If you're trying to tidy up the remote system, the problem you have there is that FTP is a File Transfer(!) Protocol, not a File Sharing one, so you can't use any old cmd (eg find), you can only use those provided internally by ftp http://linux.die.net/man/1/ftp.
Normally, I'd use a combo of scp (or sftp) to do file txfr, then ssh to do remote work. |
hmm running as root not a really good idea.
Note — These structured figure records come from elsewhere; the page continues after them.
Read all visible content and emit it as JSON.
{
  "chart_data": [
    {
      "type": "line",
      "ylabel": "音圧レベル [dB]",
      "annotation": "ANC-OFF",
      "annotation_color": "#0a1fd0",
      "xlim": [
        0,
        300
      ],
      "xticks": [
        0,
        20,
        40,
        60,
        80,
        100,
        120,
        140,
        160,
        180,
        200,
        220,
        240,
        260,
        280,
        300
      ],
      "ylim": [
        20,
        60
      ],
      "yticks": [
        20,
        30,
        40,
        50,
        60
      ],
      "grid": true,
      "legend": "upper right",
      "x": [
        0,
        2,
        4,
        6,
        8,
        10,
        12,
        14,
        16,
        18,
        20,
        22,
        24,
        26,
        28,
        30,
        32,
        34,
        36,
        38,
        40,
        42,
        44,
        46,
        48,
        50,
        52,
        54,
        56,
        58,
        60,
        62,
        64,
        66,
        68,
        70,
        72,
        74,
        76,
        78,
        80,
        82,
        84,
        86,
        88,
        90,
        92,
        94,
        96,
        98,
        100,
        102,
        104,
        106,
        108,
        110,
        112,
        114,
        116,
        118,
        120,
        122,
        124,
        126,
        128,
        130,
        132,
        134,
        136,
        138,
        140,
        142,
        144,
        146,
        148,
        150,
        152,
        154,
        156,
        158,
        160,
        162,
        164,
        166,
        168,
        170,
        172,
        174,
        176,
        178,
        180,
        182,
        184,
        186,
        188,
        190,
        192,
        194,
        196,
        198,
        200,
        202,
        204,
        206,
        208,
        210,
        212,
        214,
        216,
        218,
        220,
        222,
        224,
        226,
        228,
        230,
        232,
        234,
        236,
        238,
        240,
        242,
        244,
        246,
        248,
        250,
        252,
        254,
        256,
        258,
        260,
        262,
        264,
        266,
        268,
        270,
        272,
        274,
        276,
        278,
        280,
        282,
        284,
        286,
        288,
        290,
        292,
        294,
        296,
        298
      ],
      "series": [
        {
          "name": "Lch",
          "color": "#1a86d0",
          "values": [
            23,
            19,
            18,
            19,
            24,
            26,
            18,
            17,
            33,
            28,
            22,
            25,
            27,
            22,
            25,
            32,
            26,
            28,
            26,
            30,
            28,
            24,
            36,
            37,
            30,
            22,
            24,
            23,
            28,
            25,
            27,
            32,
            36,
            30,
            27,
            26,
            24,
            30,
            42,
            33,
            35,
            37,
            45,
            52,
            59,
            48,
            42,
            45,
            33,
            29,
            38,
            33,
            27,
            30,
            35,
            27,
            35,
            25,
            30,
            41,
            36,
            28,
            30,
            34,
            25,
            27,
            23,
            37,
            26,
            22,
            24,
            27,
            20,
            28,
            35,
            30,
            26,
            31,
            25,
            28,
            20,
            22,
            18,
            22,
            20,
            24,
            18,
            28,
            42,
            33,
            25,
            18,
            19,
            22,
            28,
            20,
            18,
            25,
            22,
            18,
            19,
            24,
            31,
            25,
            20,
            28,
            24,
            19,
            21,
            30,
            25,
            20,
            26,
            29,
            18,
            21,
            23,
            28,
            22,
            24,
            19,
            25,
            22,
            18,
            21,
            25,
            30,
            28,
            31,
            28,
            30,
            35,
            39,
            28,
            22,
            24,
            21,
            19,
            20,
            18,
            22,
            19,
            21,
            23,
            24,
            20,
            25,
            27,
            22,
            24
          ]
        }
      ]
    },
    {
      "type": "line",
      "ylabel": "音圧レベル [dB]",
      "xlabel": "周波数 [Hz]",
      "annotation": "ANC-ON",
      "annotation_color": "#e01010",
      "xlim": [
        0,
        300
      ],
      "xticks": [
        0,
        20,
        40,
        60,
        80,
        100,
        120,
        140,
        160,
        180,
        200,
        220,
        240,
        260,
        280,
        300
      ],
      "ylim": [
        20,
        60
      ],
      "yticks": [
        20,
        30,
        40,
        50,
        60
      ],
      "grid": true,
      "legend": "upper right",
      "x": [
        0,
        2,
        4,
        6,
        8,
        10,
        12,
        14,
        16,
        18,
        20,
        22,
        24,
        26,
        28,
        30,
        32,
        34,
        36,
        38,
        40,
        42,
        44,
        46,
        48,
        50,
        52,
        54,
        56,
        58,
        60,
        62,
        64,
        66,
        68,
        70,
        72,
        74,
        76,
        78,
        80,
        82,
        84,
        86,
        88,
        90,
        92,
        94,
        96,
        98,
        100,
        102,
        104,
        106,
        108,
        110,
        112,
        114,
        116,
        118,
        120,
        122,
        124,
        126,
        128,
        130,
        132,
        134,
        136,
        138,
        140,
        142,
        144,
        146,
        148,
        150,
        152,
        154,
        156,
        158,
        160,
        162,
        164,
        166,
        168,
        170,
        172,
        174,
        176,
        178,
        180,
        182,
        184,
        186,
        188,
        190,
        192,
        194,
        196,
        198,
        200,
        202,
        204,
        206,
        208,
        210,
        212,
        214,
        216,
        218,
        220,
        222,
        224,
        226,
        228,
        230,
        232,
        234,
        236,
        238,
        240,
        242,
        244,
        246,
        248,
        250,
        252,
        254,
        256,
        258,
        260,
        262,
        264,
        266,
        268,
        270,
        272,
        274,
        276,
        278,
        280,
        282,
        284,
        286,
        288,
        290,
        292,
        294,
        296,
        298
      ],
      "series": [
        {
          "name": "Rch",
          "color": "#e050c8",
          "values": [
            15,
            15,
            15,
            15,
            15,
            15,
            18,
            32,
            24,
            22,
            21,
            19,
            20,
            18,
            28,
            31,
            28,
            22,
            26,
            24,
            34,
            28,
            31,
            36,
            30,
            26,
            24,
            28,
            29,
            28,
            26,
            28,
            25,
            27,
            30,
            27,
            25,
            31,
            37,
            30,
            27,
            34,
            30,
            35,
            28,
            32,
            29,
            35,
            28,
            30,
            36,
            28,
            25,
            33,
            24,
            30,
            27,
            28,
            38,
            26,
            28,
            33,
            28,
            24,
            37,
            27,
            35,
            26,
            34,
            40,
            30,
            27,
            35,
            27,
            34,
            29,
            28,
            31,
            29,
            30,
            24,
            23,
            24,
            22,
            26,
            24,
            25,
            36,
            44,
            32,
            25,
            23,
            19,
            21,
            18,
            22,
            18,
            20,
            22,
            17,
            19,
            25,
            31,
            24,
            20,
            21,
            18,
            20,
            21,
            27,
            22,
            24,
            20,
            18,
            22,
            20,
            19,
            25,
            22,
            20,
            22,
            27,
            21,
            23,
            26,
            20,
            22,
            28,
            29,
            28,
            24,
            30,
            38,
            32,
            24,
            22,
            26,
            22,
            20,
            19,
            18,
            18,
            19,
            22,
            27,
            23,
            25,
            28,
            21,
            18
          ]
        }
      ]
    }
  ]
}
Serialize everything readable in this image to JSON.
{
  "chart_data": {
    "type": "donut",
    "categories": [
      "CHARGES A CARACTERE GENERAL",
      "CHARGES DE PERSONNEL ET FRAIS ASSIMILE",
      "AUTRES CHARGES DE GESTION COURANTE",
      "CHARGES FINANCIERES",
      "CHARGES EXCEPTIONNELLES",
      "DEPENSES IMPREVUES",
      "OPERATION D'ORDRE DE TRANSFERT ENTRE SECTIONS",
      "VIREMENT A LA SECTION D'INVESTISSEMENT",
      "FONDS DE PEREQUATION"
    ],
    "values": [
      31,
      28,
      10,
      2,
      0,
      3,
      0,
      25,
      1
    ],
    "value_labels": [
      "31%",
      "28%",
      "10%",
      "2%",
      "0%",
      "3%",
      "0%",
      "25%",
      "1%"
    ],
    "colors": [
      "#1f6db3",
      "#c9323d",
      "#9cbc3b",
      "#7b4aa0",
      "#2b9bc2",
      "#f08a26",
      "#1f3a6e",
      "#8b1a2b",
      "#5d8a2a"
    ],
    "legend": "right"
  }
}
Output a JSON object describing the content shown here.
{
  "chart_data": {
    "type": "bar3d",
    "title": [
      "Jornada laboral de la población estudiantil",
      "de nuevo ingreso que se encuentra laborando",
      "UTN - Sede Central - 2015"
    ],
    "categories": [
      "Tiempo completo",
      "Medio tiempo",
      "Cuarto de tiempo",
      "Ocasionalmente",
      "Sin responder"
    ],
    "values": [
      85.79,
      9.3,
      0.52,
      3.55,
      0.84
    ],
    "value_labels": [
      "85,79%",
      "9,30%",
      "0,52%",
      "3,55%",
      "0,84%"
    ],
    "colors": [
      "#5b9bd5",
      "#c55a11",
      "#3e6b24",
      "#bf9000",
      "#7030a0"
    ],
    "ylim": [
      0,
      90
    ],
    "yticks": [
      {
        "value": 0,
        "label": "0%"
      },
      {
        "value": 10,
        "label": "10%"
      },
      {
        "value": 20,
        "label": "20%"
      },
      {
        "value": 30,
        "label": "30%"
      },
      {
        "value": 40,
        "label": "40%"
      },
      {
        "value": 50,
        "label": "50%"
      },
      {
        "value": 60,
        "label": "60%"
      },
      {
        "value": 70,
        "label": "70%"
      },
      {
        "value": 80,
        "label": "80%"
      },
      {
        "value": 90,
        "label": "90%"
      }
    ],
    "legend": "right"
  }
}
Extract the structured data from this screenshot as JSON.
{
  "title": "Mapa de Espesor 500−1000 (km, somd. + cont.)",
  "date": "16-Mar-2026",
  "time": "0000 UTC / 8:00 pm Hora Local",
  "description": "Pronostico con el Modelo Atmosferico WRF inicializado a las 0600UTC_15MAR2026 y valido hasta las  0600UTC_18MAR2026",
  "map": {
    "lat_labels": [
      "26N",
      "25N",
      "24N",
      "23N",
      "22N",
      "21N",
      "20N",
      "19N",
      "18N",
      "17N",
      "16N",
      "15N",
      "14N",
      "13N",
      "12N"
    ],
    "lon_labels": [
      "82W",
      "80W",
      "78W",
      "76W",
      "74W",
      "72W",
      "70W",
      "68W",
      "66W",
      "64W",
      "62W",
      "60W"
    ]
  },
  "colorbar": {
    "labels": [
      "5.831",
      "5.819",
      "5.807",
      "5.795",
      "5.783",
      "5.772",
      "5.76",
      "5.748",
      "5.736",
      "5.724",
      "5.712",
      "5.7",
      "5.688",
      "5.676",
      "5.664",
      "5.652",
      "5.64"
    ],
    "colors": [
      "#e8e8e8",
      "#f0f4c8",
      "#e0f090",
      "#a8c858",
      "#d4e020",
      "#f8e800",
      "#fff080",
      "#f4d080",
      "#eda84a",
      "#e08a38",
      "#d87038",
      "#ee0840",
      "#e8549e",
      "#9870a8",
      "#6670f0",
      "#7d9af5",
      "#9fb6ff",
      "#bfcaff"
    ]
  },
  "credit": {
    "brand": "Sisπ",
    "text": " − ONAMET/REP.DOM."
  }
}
also i think i found my typo. try it with /test/ instead of just test/ i typically use this to clean up log files. so mine looks like the following: Code:
find ${HOMEDIR}/logs/*.log -mtime +30 -exec rm -rf '{}' \; |
Shouldn't there be a space between the dir to start from and the file pattern
Code:
find ${HOMEDIR}/logs '*.log' -mtime +30 -exec rm -rf '{}' \; |
no need for the space, but the '*.log' is probably a good idea. not sure why i didnt do it there when i did later on with the {}
the path for my log files in $HOME/logs/foo.log, thus the $HOMEDIR/logs/*.log in my find command. i will modify my script to place the ' ' around the wildcard though Code:
find ${HOMEDIR}/logs/'*.log' -mtime +30 -exec rm -rf '{}' \; |
No: to get a sane list returned find requires a dirpath as the 'where to start' param and then you'd need -name (or -iname) to specify the file pattern to search for
Code:
find ${HOMEDIR}/logs -name '*.log' -mtime +30 -exec rm -rf '{}' \; |
oh, now thats new to me. thank you. ill read up on that.